Tang Contemporary Art is proud to announce that “Li Qing Solo Project,” curated by Cui Cancan, will open on December 20 in the Hong Kong space. Beginning with the artist’s identity as an Other, this project reflects on the dialogue between past and present in Hong Kong. The artist’s complex memories of Hong Kong and superficial, fragmentary impressions become creative materials in his work. Through the interaction and refraction of painting, installation, and video, Li constructs a new system of visual perception. In the one-year discussion between the curator and the artist about the project, they interacted through both textual and visual means. The artist chose and arranged phrases that the curator had published on social media during 2016, in order to compose an artist-created preface.
Neighbor’s Window is an important series in Li Qing’s creative explorations. He brings together physical window frames and paintings of scenes outside the window, creating a fictional interaction between the viewer and the scenery. In this personal project in Hong Kong, Li Qing chose the Chinese characters for “Emanating Glory,” “Returning Triumphant,” and “Sweet,” as well as other neon lights as the scenes outside the window. These characters were taken from everyday Hong Kong streets and Hong Kong’s past. They are mainlanders’ typical impressions of cities such as Hong Kong. Re-examining these explorations from the perspective of the present, their functions, properties, and meanings have shifted in time; they seem familiar, but they have become less distinct due to the shift in time and space. Feelings of uncertainty are aroused by these alienated visions.
Li Qing was born in the 1980s, and Hong Kong films carry special memories of Hong Kong culture for people of his generation. The depiction of urban subjects in Hong Kong films gave mainland viewers their first taste of modern life. Hong Kong erotic films from that time were very popular; they were a special window that allowed young people to transcend taboos and see the world. In Two Films, erotic scenes appear amidst an open-air film by the sea, opening the most private of performances to the vastness of nature. Between short-lived rules and the infinite expanse of nature, we look for the traces of the people that the artist suggests, a subject that lies between division and confrontation. Like a CD that is continually reworked, memory is embellished by circumstances, presenting different meanings because of these circumstances.
The sea is an eternity beyond all change. Waves, fish, shuttling boats, and the distant horizon are an outlet, allowing people living in cities to temporarily escape reality, but it is also a vehicle for the unknowns in people’s lives. The video work Sea collages scenes of various figures facing the sea; these scenes come from different types of films from around the world. The story has no beginning and no end; it only contains itself and its own hopes. The sea and those who confront it constitute a set of layered symbols. Removed from their original context, they present humanity’s intrinsic spiritual similitude in a complex world.

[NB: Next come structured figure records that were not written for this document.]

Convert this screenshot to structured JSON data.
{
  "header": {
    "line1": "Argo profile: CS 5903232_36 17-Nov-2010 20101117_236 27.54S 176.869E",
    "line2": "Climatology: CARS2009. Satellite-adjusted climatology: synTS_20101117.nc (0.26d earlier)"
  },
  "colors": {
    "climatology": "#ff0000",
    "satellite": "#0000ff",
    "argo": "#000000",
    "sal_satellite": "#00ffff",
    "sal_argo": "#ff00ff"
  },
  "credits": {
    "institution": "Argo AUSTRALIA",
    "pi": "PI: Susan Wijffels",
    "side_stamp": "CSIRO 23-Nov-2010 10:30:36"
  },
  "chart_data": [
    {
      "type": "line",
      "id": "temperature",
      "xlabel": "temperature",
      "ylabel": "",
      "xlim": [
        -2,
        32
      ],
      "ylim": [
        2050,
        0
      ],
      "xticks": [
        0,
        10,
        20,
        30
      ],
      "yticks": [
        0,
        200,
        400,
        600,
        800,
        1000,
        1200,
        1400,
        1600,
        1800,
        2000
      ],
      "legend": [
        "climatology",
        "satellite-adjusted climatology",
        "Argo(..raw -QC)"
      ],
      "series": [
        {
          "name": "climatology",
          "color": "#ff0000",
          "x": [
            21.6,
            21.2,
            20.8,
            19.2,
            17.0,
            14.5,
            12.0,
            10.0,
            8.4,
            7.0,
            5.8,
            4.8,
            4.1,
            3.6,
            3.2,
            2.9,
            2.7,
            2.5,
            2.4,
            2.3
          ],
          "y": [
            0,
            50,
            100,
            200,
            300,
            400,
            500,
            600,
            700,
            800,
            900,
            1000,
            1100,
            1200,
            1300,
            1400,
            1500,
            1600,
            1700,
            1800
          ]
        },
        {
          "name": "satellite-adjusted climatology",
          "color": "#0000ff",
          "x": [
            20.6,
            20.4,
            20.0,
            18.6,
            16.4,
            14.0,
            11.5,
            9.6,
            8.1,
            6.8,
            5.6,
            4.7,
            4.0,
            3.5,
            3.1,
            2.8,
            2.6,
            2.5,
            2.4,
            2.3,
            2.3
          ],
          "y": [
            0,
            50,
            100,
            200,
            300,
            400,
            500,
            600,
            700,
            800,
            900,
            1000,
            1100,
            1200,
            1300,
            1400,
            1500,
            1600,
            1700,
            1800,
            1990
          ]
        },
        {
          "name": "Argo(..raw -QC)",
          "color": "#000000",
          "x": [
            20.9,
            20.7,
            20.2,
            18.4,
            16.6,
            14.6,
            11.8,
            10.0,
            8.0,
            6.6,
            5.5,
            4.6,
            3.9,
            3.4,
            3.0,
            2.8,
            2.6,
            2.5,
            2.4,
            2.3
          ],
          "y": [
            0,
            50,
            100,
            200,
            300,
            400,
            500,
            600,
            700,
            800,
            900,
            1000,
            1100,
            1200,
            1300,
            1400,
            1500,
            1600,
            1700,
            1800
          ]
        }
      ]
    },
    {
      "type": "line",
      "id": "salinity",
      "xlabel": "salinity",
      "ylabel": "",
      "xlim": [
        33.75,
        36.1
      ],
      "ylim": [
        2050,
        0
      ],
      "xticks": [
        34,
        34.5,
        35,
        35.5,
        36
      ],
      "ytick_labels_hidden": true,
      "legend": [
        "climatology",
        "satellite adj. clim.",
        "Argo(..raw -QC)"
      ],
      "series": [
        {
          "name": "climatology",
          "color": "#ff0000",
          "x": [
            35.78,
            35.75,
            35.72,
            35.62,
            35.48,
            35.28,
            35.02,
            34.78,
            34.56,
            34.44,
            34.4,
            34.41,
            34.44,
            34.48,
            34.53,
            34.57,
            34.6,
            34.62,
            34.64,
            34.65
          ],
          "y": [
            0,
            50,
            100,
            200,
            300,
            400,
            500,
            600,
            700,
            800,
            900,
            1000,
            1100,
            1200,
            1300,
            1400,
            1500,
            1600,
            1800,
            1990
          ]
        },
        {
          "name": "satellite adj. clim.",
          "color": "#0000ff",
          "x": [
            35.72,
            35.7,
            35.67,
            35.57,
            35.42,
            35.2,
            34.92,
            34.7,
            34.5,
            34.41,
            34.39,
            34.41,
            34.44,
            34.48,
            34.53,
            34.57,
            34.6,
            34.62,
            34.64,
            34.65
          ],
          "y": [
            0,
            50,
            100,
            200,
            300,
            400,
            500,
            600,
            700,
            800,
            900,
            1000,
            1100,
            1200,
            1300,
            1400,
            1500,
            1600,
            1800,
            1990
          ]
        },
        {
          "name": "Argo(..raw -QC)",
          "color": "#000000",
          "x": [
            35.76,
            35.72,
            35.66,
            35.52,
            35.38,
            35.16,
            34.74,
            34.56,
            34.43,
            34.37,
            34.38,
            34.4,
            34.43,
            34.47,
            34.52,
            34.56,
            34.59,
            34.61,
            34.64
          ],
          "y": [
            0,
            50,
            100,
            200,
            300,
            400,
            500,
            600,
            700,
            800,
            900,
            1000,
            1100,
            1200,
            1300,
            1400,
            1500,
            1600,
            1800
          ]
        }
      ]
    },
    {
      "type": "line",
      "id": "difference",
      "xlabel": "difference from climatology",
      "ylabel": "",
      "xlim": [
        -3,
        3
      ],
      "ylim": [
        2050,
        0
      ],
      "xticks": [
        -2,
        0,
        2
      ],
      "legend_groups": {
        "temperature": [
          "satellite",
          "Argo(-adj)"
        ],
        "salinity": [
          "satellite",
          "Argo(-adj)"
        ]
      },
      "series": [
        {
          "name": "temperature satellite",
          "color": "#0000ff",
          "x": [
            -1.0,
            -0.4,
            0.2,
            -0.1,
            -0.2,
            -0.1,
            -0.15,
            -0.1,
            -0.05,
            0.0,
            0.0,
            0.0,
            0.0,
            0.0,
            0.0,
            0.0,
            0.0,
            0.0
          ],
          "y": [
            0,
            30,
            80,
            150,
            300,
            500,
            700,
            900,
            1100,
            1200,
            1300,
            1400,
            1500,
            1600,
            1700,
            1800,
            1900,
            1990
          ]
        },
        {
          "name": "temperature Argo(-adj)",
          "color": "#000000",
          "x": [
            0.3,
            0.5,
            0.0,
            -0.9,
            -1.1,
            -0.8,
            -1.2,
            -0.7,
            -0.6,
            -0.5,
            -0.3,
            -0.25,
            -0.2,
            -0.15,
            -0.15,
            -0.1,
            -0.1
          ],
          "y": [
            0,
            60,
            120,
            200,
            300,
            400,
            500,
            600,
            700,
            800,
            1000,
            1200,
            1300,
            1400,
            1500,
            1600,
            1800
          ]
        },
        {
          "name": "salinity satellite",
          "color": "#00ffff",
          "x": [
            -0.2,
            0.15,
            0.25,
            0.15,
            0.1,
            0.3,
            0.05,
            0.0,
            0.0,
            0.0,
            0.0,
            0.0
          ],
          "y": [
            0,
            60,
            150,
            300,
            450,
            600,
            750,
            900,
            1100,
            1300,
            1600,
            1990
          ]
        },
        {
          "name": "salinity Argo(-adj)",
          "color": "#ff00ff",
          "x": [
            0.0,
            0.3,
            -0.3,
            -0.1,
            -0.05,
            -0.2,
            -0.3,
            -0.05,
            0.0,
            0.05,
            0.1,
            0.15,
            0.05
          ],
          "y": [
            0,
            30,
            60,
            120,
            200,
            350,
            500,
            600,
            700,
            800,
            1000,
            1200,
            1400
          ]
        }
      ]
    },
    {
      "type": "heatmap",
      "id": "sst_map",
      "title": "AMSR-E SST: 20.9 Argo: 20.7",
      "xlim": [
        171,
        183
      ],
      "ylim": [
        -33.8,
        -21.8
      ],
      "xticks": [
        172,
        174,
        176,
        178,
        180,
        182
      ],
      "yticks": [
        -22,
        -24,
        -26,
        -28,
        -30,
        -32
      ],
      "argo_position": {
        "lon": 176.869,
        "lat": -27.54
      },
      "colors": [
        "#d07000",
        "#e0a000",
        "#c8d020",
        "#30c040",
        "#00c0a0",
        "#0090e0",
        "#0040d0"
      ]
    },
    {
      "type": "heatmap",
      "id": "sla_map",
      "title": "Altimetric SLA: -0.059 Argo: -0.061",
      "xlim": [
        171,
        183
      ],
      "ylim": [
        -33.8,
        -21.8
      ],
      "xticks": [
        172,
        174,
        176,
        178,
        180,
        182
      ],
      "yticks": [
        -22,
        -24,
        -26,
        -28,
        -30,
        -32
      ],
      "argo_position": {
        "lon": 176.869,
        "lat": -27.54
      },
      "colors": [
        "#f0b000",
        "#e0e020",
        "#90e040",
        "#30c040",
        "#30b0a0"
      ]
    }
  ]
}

Neon lights, films, and the sea overlap in Li Qing’s work; in different contexts, texts and pictures present different semantic meanings and become dislocated because of these semantic meanings. The complex relationships between them are knitted together into Li Qing’s appraisal of memory and scenery in Hong Kong. As he says in the exhibition preface, in the moment that the relationship between the curator and the artist is reversed, the customary understanding or memory moves toward a new state. We must seek out the deeper meaning of this exhibition behind the artist’s actions. What processes does a mode of understanding undergo in different times and places, why does this understanding change, what causes it to change, and what possibilities does this change imply?